For now, the Chinese leadership’s biggest fear is that the anti-communist spirit sweeping from the Baltics to Soviet Central Asia could spread across the Sino-Soviet border into China’s outlying provinces. It has already penetrated neighboring Mongolia. Last week Chinese President Yang Shangkun’s visit to Ulan Bator–the first high-level official Chinese mission in three decades–was upstaged by mass anti-communist demonstrations. The ferment served to remind Beijing of the nationalist sentiment brewing among ethnic Mongolians on its side of the border: last May Beijing cracked down on demonstrations by alleged secessionists in Chinese-controlled Inner Mongolia. As the Soviet coup was still unfolding, archconservative Vice President Wang Zhen toured the restive, predominantly Muslim province of Xinjiang, which borders on Soviet Kazakhstan. “We must construct a new socialist victory,” he told a crowd. He went on to praise China’s “suppression of the counterrevolutionary rebellion,” a phrase describing not only Tiananmen Square but also the crackdown on antigovernment riots in 1990 that left at least 22 Xinjiang Muslims dead.

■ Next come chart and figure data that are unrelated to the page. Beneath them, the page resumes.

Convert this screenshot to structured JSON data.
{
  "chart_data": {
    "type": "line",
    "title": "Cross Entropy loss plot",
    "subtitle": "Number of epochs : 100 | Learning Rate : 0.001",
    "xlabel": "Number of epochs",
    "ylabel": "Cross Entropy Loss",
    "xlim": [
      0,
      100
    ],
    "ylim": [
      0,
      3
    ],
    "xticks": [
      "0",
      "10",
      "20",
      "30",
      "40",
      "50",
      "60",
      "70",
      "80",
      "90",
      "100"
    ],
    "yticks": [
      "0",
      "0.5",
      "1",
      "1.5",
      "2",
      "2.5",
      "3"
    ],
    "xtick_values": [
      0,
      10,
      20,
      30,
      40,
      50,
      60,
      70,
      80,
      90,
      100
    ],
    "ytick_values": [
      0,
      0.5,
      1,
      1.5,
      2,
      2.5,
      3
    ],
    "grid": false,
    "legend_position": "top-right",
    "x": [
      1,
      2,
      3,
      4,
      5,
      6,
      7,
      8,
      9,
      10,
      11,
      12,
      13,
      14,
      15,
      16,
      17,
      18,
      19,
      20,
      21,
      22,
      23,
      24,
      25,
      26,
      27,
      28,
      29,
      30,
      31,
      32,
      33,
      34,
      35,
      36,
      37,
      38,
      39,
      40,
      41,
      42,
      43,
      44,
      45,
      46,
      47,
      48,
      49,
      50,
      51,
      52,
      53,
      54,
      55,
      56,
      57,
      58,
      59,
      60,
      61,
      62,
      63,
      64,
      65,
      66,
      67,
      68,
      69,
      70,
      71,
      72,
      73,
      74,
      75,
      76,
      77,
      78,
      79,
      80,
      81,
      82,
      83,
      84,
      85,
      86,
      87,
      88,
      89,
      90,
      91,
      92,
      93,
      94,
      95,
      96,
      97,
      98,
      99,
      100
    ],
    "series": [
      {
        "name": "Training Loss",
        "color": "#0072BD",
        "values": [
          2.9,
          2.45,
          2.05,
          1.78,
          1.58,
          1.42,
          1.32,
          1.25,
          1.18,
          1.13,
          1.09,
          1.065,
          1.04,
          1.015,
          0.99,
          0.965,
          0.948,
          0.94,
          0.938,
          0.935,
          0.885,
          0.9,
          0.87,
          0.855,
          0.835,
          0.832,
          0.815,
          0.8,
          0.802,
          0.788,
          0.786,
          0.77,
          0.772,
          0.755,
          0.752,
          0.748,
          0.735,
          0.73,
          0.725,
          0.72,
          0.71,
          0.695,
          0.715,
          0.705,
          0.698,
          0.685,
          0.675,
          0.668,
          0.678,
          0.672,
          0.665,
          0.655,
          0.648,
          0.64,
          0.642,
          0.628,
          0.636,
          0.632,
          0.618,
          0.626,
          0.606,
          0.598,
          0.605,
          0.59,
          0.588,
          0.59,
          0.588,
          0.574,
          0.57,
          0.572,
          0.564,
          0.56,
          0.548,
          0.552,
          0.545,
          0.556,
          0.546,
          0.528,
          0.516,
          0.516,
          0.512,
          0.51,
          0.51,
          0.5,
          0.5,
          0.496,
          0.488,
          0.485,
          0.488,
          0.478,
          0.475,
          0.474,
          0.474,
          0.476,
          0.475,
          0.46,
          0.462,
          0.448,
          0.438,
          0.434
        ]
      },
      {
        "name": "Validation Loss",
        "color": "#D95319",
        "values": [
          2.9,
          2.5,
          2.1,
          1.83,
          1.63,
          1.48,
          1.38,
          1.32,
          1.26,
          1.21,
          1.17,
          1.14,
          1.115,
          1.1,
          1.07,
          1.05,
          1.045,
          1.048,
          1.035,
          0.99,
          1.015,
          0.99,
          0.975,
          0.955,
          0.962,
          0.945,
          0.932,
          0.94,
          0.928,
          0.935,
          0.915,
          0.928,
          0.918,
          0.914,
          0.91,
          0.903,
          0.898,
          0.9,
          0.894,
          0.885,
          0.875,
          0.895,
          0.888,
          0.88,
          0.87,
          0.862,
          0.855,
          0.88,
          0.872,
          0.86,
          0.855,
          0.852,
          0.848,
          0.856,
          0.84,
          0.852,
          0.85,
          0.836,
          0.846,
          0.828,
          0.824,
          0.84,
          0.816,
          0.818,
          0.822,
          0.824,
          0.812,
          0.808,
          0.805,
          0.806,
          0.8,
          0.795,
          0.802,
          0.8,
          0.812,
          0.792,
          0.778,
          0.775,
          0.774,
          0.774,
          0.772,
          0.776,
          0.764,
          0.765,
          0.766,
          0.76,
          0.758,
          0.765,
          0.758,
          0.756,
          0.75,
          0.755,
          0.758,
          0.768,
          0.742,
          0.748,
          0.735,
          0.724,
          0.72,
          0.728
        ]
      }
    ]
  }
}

In a dramatic bid to keep the spirit of democracy alive in Beijing, two of the most prominent political prisoners from the 1989 crackdown, newspaper editors Chen Zemin and Wang Juntao, have launched a hunger strike to protest conditions in their cells at the Beijing No. 2 Prison. Now in its third week, the strike has received even greater world attention because of Chinese student LiLu’s fasting outside the Chinese Embassy in Washington. Last week the State Department expressed “strong concern” about the fate of Chen and Wang, tried as “counter-revolutionaries” last February and sentenced to 13 years each. Their cause has given fresh impetus to congressional bills for a Radio Free China, backed by a dozen lawmakers and exiled Chinese dissidents. Perhaps significantly, George Bush–Beijing’s staunchest apologist in Washington–hasn’t yet said no to the project.